Um esquema criminoso de proporções bilionárias envolvendo o próprio Instituto Nacional do Seguro Social (INSS) foi desmascarado na semana passada, expondo a vulnerabilidade de aposentados e pensionistas brasileiros. E a cada dia surgem nomes de entidades envolvidas na safadeza. Segundo investigação do jornal O Estado de S. Paulo, a Confederação Nacional dos Agricultores Familiares e Empreendedores Familiares Rurais (Conafer), presidida por um pecuarista mineiro, multiplicou por 790 vezes os descontos realizados em benefícios do INSS entre 2019 e 2024, acumulando R$ 688 milhões.
A entidade, suspeita de lavagem de dinheiro, é alvo da Operação Sem Desconto, deflagrada pela Polícia Federal (PF) e pela Controladoria-Geral da União (CGU) no final de abril.
O caso, descrito como uma “barbaridade” por fontes próximas à investigação, revela a exploração de idosos em um esquema que se aproveita da estrutura do INSS para desviar recursos. A Conafer, sediada em Brasília desde 2011, é liderada por Carlos Roberto Ferreira Lopes, dono de uma empresa de melhoramento genético de gado e de uma holding nos Estados Unidos.
Em 2019, a entidade descontou R$ 350 mil de aposentados; em 2024, o valor saltou para R$ 277,1 milhões, representando 10,5% do total de cobranças de associações no INSS. O crescimento mais expressivo ocorreu entre 2019 e 2020, durante a pandemia, quando os descontos explodiram 16.185%, de R$ 350 mil para R$ 57 milhões.
A investigação da CGU entrevistou 1.242 beneficiários em todo o país, e os resultados são alarmantes: 97,6% afirmaram não ter autorizado os descontos, e 95,9% negaram participação em qualquer associação. No caso da Conafer, todos os 56 beneficiários avaliados em uma amostra declararam não ter autorizado as cobranças, que atingiram pessoas em 16 estados.

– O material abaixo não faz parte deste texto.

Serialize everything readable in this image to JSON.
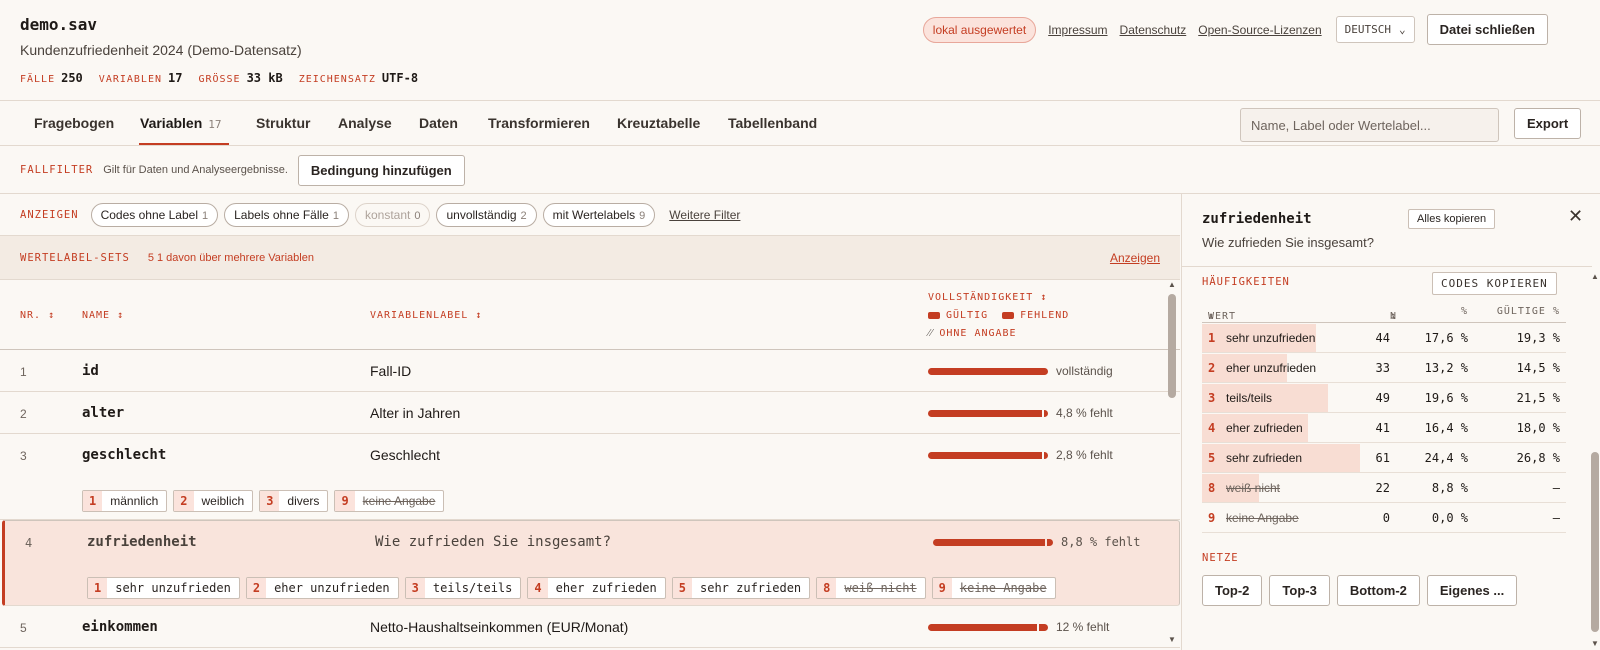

Documentos apresentados pela entidade para justificar os descontos levantaram mais suspeitas, pois 14 dos 15 beneficiários citados residiam a distâncias de até 957 km da sede da Conafer, sugerindo ausência de vínculo real.
Suspeitas de lavagem
O inquérito da PF aponta indícios de um sofisticado esquema de lavagem de dinheiro. Lopes, presidente da Conafer, teria recebido R$ 812 mil de um total de R$ 100 milhões transferidos do fundo do INSS para a entidade. Parte desses recursos foi repassada a Cícero Marcelino de Souza Santos, identificado como assessor de Lopes, e a Ingrid Pikinskeni, mãe do filho de Marcelino. Entre 2021 e 2022, Lopes transferiu R$ 474.693 para Ingrid e recebeu de volta R$ 746.050, em movimentações que sugerem tentativa de ocultar a origem do dinheiro.
Outra figura mencionada é Renata Martins Costa de Siqueira, cunhada de um servidor do INSS e ex-funcionária da Conafer durante o período conhecido como a “farra do INSS”. Ela realizou depósitos para Marcelino, reforçando as conexões suspeitas. O inquérito também cita repasses a um auxiliar administrativo ligado a José Carlos Oliveira, ex-ministro do Trabalho e Previdência no governo Bolsonaro, que já presidiu o INSS. Oliveira, agora chamado Ahmed Mohamad, não foi localizado para comentar.
Defesa da Conafer e repúdio indígena
Em resposta ao Estadão, a Conafer negou irregularidades, afirmando promover “uma extensa agenda de ações” em mais de 4,5 mil municípios, incluindo assessoria para acesso a benefícios, convênios com farmácias e clínicas, e até um acordo com o Quênia para exportar biotecnologia. A entidade diz estar à disposição dos órgãos de fiscalização, mas não apresentou evidências concretas de autorização dos descontos.
A Articulação dos Povos Indígenas do Brasil (Apib) emitiu nota em 28 de abril repudiando a atuação da Conafer em territórios indígenas, acusando-a de desviar ilegalmente benefícios de aposentados, especialmente de povos originários. “É inadmissível que uma entidade lucre às custas da vulnerabilidade de nossos idosos”, diz o comunicado.
Um golpe contra os mais frágeis
O escândalo, que já é considerado um dos maiores assaltos aos cofres da Previdência, expõe a fragilidade do sistema de proteção aos aposentados. Enquanto a Conafer e outras entidades se beneficiavam, milhões de idosos, muitos em situação de extrema pobreza, tiveram seus benefícios saqueados sem consentimento.
A investigação segue em andamento, mas a gravidade do caso exige respostas urgentes. Como disse um investigador ao Estadão, “é uma traição contra aqueles que mais precisam do Estado”. Com informações do jornal O Estado de S. Paulo.